About three dozen NSA officials have access to Ragtime’s intercepted data on domestic counter-terrorism, the book claims, though outside the agency some 1000 people “are privy to the full details of the program.” Internally, the NSA apparently only employs four or five individuals as “compliance staff” to make sure the snooping is falling in line with laws and regulations. Another section of the Ragtime program, “Ragtime-A,” is said to involve U.S.-based interception of foreign counterterrorism data, while “Ragtime-B” collects data from foreign governments that transits through the U.S., and “Ragtime-C” monitors counter proliferation activity.
Only very rarely do details of this nature surface, mainly due to the extreme secrecy that shrouds the NSA. In 2006, a whistleblower from AT&T made a sworn declaration in which he stated that the NSA was routing AT&T communications through a secret “secure room” where they could be intercepted. A former NSA employee said last year in his own sworn declaration, made as part of an ongoing legal case, that the spying described by the AT&T whistleblower involved the use of a “Semantic Traffic Analyser,” which would allow the NSA to mine “addresses, locations, countries, and phone numbers, as well as watch-listed names, keywords, and phrases” from within the data flowing through communication networks. Other previously disclosed NSA spy programs have been codenamed “ThinThread” and “Trailblazer.”

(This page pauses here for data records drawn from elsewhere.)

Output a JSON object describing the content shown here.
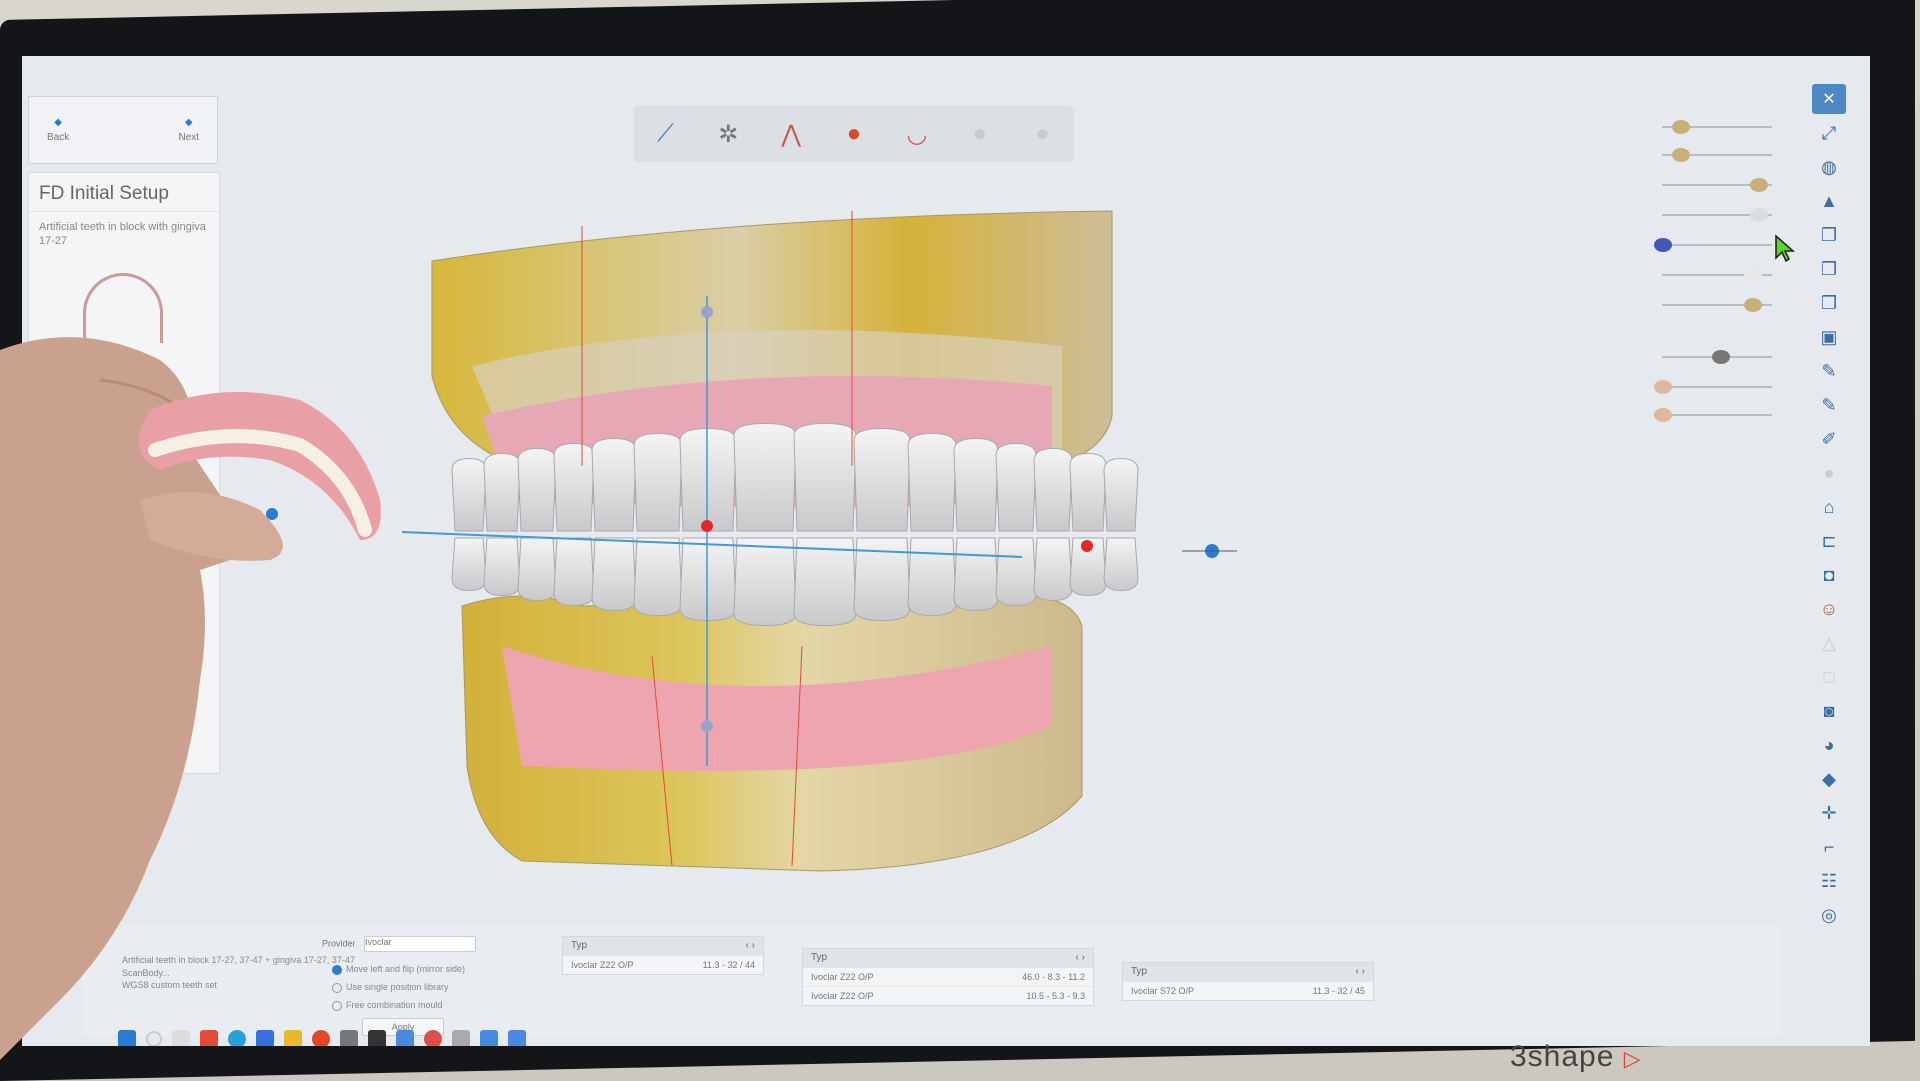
{
  "app": {
    "nav": {
      "back_label": "Back",
      "next_label": "Next"
    },
    "wizard": {
      "title": "FD Initial Setup",
      "description": "Artificial teeth in block with gingiva 17-27"
    },
    "toolbar": {
      "tools": [
        "knife-tool-icon",
        "bone-tool-icon",
        "gingiva-tool-icon",
        "color-tool-icon",
        "denture-tool-icon",
        "sphere-icon",
        "sphere-icon"
      ]
    },
    "bottom": {
      "info_lines": [
        "Artificial teeth in block 17-27, 37-47 + gingiva 17-27, 37-47",
        "ScanBody...",
        "WGS8 custom teeth set"
      ],
      "provider_label": "Provider",
      "provider_value": "Ivoclar",
      "options": [
        "Move left and flip (mirror side)",
        "Use single position library",
        "Free combination mould"
      ],
      "apply_label": "Apply",
      "panels": [
        {
          "header": "Typ",
          "rows": [
            [
              "Ivoclar Z22 O/P",
              "11.3 - 32 / 44"
            ]
          ]
        },
        {
          "header": "Typ",
          "rows": [
            [
              "Ivoclar Z22 O/P",
              "46.0 - 8.3 - 11.2"
            ],
            [
              "Ivoclar Z22 O/P",
              "10.5 - 5.3 - 9.3"
            ]
          ]
        },
        {
          "header": "Typ",
          "rows": [
            [
              "Ivoclar S72 O/P",
              "11.3 - 32 / 45"
            ]
          ]
        }
      ]
    },
    "brand": "3shape"
  },
  "colors": {
    "screen_bg": "#e6e9ed",
    "model_stone": "#d8c24a",
    "gingiva": "#e8a7b4",
    "teeth": "#e9e9ea",
    "axis_blue": "#2d7bd1",
    "axis_red": "#e02a2a",
    "brand_accent": "#e2442f"
  }
}
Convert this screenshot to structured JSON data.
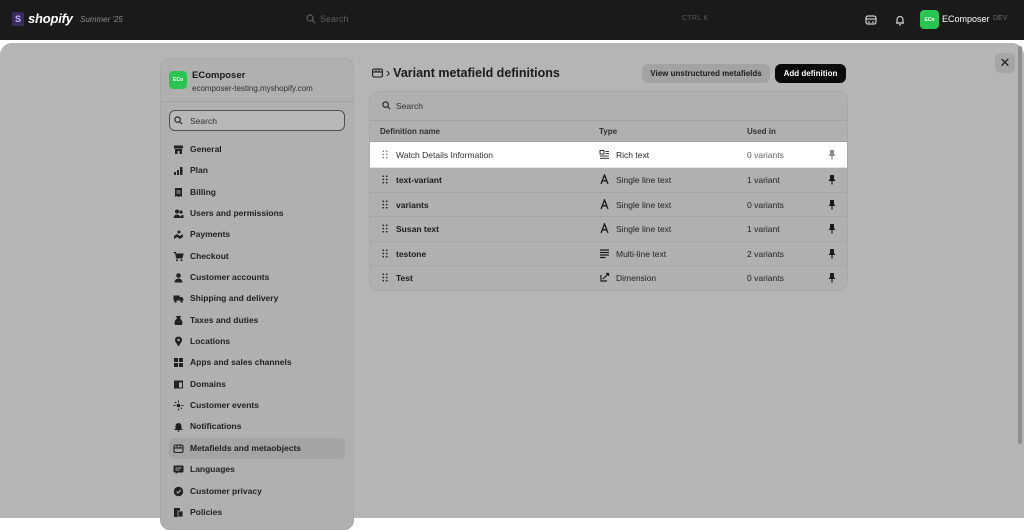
{
  "topbar": {
    "logo_glyph": "S",
    "logo_text": "shopify",
    "edition": "Summer '25",
    "search_placeholder": "Search",
    "shortcut": "CTRL K",
    "store_avatar": "ECo",
    "store_name": "EComposer",
    "store_env": "DEV",
    "icons": [
      "storefront-icon",
      "bell-icon"
    ]
  },
  "sidebar": {
    "avatar": "ECo",
    "store_name": "EComposer",
    "domain": "ecomposer-testing.myshopify.com",
    "search_placeholder": "Search",
    "items": [
      {
        "label": "General",
        "icon": "store-icon"
      },
      {
        "label": "Plan",
        "icon": "chart-icon"
      },
      {
        "label": "Billing",
        "icon": "receipt-icon"
      },
      {
        "label": "Users and permissions",
        "icon": "users-icon"
      },
      {
        "label": "Payments",
        "icon": "payments-icon"
      },
      {
        "label": "Checkout",
        "icon": "cart-icon"
      },
      {
        "label": "Customer accounts",
        "icon": "person-icon"
      },
      {
        "label": "Shipping and delivery",
        "icon": "truck-icon"
      },
      {
        "label": "Taxes and duties",
        "icon": "tax-icon"
      },
      {
        "label": "Locations",
        "icon": "location-icon"
      },
      {
        "label": "Apps and sales channels",
        "icon": "apps-icon"
      },
      {
        "label": "Domains",
        "icon": "globe-icon"
      },
      {
        "label": "Customer events",
        "icon": "events-icon"
      },
      {
        "label": "Notifications",
        "icon": "bell-icon"
      },
      {
        "label": "Metafields and metaobjects",
        "icon": "metafields-icon",
        "active": true
      },
      {
        "label": "Languages",
        "icon": "language-icon"
      },
      {
        "label": "Customer privacy",
        "icon": "privacy-icon"
      },
      {
        "label": "Policies",
        "icon": "policy-icon"
      }
    ]
  },
  "main": {
    "title": "Variant metafield definitions",
    "title_icon": "metafields-icon",
    "view_unstructured_label": "View unstructured metafields",
    "add_definition_label": "Add definition",
    "search_placeholder": "Search",
    "columns": [
      "Definition name",
      "Type",
      "Used in"
    ],
    "rows": [
      {
        "name": "Watch Details Information",
        "type": "Rich text",
        "type_icon": "rich-text-icon",
        "used": "0 variants",
        "highlighted": true
      },
      {
        "name": "text-variant",
        "type": "Single line text",
        "type_icon": "single-line-text-icon",
        "used": "1 variant"
      },
      {
        "name": "variants",
        "type": "Single line text",
        "type_icon": "single-line-text-icon",
        "used": "0 variants"
      },
      {
        "name": "Susan text",
        "type": "Single line text",
        "type_icon": "single-line-text-icon",
        "used": "1 variant"
      },
      {
        "name": "testone",
        "type": "Multi-line text",
        "type_icon": "multi-line-text-icon",
        "used": "2 variants"
      },
      {
        "name": "Test",
        "type": "Dimension",
        "type_icon": "dimension-icon",
        "used": "0 variants"
      }
    ]
  },
  "close_glyph": "✕",
  "colors": {
    "topbar": "#1a1a1a",
    "overlay": "#b5b5b5",
    "accent_green": "#2ac451",
    "primary_button": "#0a0a0a"
  }
}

On Tuesday, a group of civil rights groups, journalists, and lawyers lost the right to challenge the constitutionality of a so-called “warrantless wiretapping” law that allows the NSA to conduct eavesdropping on international communications. The plaintiffs’ argument failed largely on the grounds that they could not conclusively prove that they had been subject to surveillance. The Supreme Court, in a split 5-4 opinion, said that “it is highly speculative whether the government will imminently target communications to which respondents are parties.”